Bispo do Funchal presidiu à Festa do Santíssimo no Imaculado Coração de Maria

António Carrilho destacou a Eucaristia como “uma questão de  compromisso em edificar uma sociedade nova, uma Igreja nova, marcada  pelo mistério do amor de Deus e do serviço aos irmãos”

O Bispo do Funchal presidiu, ontem, à Missa da Festa do Santíssimo  Sacramento na Paróquia do Imaculado Coração de Maria.

Na homilia, começou por sublinhar que “se todas as festas são festas da nossa fé cristã, a festa do Santíssimo Sacramento é uma festa que tem uma especial exigência”. É uma festa “de meditação e de reflexão, que nos  coloca diante do mistério central da vida de Jesus, que nós colocamos  sobre o altar todo o mistério da Sua morte e ressurreição. E se  colocamos sobre o altar todo este mistério, nós procuramos aplicar  aquilo que esse mistério tem a ver com a nossa vida concreta quotidiana”.

Dirigindo-se aos inúmeros fiéis que enchiam o templo, D. António  Carrilho perguntou-lhes se já haviam reparado que “depois da consagração do pão e do vinho, depois da hóstia e do cálice consagrados, nós cantamos ou rezamos mistério da fé, feita a consagração do pão e do vinho, e elevando para contemplação da  assembleia, nós proclamamos que se trata de um grande mistério:  mistério da nossa fé”.

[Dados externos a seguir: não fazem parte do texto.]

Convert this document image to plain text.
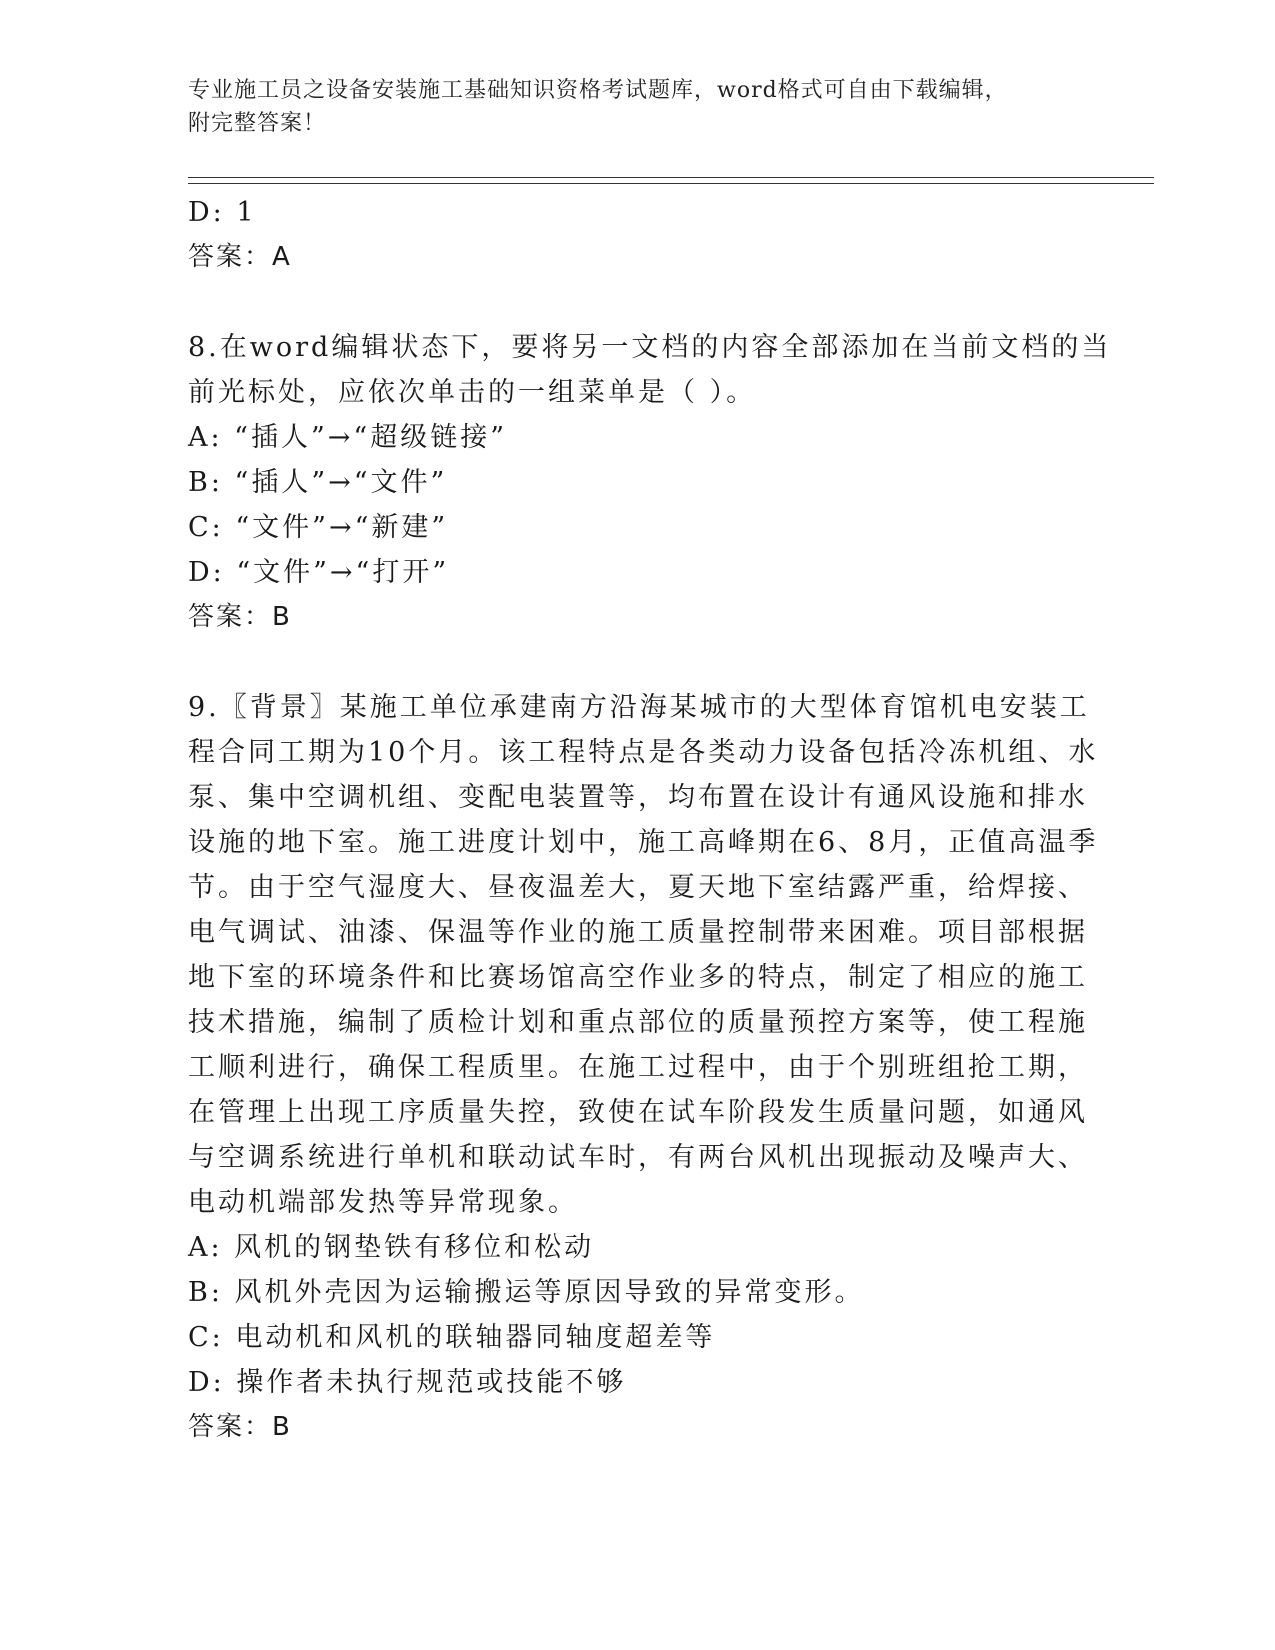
专业施工员之设备安装施工基础知识资格考试题库，word格式可自由下载编辑，
附完整答案！
D: 1
答案：A
8.在word编辑状态下，要将另一文档的内容全部添加在当前文档的当
前光标处，应依次单击的一组菜单是（ ）。
A: “插人”→“超级链接”
B: “插人”→“文件”
C: “文件”→“新建”
D: “文件”→“打开”
答案：B
9.〖背景〗某施工单位承建南方沿海某城市的大型体育馆机电安装工
程合同工期为10个月。该工程特点是各类动力设备包括冷冻机组、水
泵、集中空调机组、变配电装置等，均布置在设计有通风设施和排水
设施的地下室。施工进度计划中，施工高峰期在6、8月，正值高温季
节。由于空气湿度大、昼夜温差大，夏天地下室结露严重，给焊接、
电气调试、油漆、保温等作业的施工质量控制带来困难。项目部根据
地下室的环境条件和比赛场馆高空作业多的特点，制定了相应的施工
技术措施，编制了质检计划和重点部位的质量预控方案等，使工程施
工顺利进行，确保工程质里。在施工过程中，由于个别班组抢工期，
在管理上出现工序质量失控，致使在试车阶段发生质量问题，如通风
与空调系统进行单机和联动试车时，有两台风机出现振动及噪声大、
电动机端部发热等异常现象。
A: 风机的钢垫铁有移位和松动
B: 风机外壳因为运输搬运等原因导致的异常变形。
C: 电动机和风机的联轴器同轴度超差等
D: 操作者未执行规范或技能不够
答案：B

Hoje, lembrou, “é no altar que continuamos a fazer a mesma coisa que  Jesus fez. Ele na ceia antecipou o que ia fazer no dia seguinte ao dar a vida no Calvário. Mas depois da sua morte e da sua ressurreição, nós ficamos com este sinal: temos o pão e o vinho e consagramos o pão e o vinho e dizemos que é o Corpo e Sangue de Jesus e que é nosso alimento, é a nossa força”.

Na eucaristia, prosseguiu, quando nós comungamos, “somos convidados a fazê-lo e a estar preparados para o fazer, a ter a consciência limpa, a consciência em paz, estarmos na tranquilidade e na paz dos nossos corações, para recebermos o Corpo e o Sangue do Senhor.”

Não se trata, por isso mesmo, de uma questão de devoção, mas “de uma questão de  compromisso, compromisso em edificar uma sociedade nova, uma Igreja  nova, marcada pelo mistério do amor de Deus e do serviço aos irmãos”; “Nós comungamos, alimentamos a nossa caridade ou não. Se todos  comermos do mesmo pão formamos um só corpo. A Igreja somos nós reunidos para celebrar a eucaristia, mas a eucaristia há de fazer comunhão e unidade entre todos. Numa comunidade cristã, o testemunho que temos para dar ao mundo é este da unidade e da comunhão. E tudo isto está ligado ao mistério do altar. Eu vou comungar não é só para  me consolar espiritualmente. Eu vou comungar dizendo publicamente através do meu gesto, que me comprometo na liga do amor e do serviço fraterno e ser este sinal da presença de Deus no mundo”. De outra maneira, considerou, “é mentira dizermos que estamos em comunhão, se  semeamos a divisão e esse não é o caminho. O caminho é de superar  violências e divisões, para construirmos a unidade a comunhão de que a  Igreja deve ser um sinal no mundo”.

Depois da celebração litúrgica na igreja paroquial do Imaculado  Coração de Maria, realizou-se a tradicional procissão, também  presidida pelo Bispo do Funchal.